No Knowing
fool adept
I've seen this mentioned before so I know I'm not the only one.
Do you ever feel like there is some kind of choice for you to stay in hyperspace while you are visiting? I have this feeling during most if not all of my breakthroughs.
I have even had one breakthrough where I was there forever subjectively, and then came back if that makes any sense.
I often feel like when I'm there I realize that at some point I will be staying there, indefinitely. Could part of my consciousness reside in hyperspace while my body roams the earth? Am I going to choose to leave this world and reside there leaving a gaping hole in the space time continuum where I existed?
A more reasonable, yet untestable, idea is that I am visiting an after death state when breaking through and I am just sensing, while in that state, that after this life I will permanently reside there. This idea brings comfort to me yet doesn't make long for death or anything. Rather, it makes me treat this life as an exercise in letting go for the ULTIMATE letting go.
“While I thought that I was learning how to live, I have been learning how to die.” -Leonardo Da Vinci
Do you ever feel like there is some kind of choice for you to stay in hyperspace while you are visiting? I have this feeling during most if not all of my breakthroughs.

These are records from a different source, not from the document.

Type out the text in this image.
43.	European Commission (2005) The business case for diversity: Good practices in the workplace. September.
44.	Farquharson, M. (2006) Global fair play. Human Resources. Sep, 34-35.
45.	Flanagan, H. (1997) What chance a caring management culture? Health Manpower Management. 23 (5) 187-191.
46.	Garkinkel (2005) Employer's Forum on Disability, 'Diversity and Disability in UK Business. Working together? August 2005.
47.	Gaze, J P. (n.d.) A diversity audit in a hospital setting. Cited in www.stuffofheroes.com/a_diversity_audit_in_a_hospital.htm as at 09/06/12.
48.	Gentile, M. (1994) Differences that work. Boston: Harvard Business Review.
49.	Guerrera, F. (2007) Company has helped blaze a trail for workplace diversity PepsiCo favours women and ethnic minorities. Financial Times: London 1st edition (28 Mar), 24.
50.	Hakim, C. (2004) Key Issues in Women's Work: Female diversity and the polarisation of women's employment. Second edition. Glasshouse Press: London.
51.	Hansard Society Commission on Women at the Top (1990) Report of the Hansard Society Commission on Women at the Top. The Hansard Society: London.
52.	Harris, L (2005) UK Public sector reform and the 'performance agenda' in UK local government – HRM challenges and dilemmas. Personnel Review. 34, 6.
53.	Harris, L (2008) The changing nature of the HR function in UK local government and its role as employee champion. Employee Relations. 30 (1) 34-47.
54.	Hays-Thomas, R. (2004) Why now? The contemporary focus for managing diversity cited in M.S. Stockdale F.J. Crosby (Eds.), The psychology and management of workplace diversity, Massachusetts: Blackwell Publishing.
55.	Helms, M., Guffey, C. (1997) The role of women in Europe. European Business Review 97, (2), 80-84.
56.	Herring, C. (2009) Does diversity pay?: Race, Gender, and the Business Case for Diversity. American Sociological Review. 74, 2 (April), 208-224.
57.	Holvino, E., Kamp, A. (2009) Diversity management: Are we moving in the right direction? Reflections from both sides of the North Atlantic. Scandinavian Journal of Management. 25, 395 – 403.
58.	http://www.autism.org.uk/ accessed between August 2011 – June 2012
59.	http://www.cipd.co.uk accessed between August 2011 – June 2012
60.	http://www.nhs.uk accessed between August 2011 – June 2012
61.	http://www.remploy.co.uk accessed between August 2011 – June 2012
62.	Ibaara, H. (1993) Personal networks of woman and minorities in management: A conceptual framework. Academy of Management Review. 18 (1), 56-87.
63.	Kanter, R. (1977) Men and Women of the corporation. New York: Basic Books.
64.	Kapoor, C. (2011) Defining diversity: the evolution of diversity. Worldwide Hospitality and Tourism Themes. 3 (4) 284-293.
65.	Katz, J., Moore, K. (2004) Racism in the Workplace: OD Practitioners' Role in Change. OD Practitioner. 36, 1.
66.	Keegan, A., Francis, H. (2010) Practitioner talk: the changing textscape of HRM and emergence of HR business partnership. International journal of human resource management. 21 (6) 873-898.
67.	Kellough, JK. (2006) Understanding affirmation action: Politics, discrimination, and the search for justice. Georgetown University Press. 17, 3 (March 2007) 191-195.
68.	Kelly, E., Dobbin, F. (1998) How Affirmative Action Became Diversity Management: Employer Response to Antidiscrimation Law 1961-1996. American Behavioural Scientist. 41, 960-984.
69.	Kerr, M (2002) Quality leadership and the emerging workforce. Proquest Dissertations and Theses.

I have even had one breakthrough where I was there forever subjectively, and then came back if that makes any sense.
I often feel like when I'm there I realize that at some point I will be staying there, indefinitely. Could part of my consciousness reside in hyperspace while my body roams the earth? Am I going to choose to leave this world and reside there leaving a gaping hole in the space time continuum where I existed?
A more reasonable, yet untestable, idea is that I am visiting an after death state when breaking through and I am just sensing, while in that state, that after this life I will permanently reside there. This idea brings comfort to me yet doesn't make long for death or anything. Rather, it makes me treat this life as an exercise in letting go for the ULTIMATE letting go.
“While I thought that I was learning how to live, I have been learning how to die.” -Leonardo Da Vinci
I close my eyes and hyperspace opens up like a flower and I say to myself "oh yeah, of course! I remember now," and all the spirits welcome me in, like I was always destined to be there at that moment, and I've always been there in some sense, like adam said. Because time becomes a totally different thing in hyperspace, it's never going to be totally accurate to describe it with any temporal properties we use in everyday speech. It's eternal and fleeting at the same time. It's me and not me. I die and am born. Not one and not more than one. Everything about it is a contradiction when I try to describe it in english, our words don't understand hyperspace. But it's totally coherent and makes perfect sense to the one who experiences it.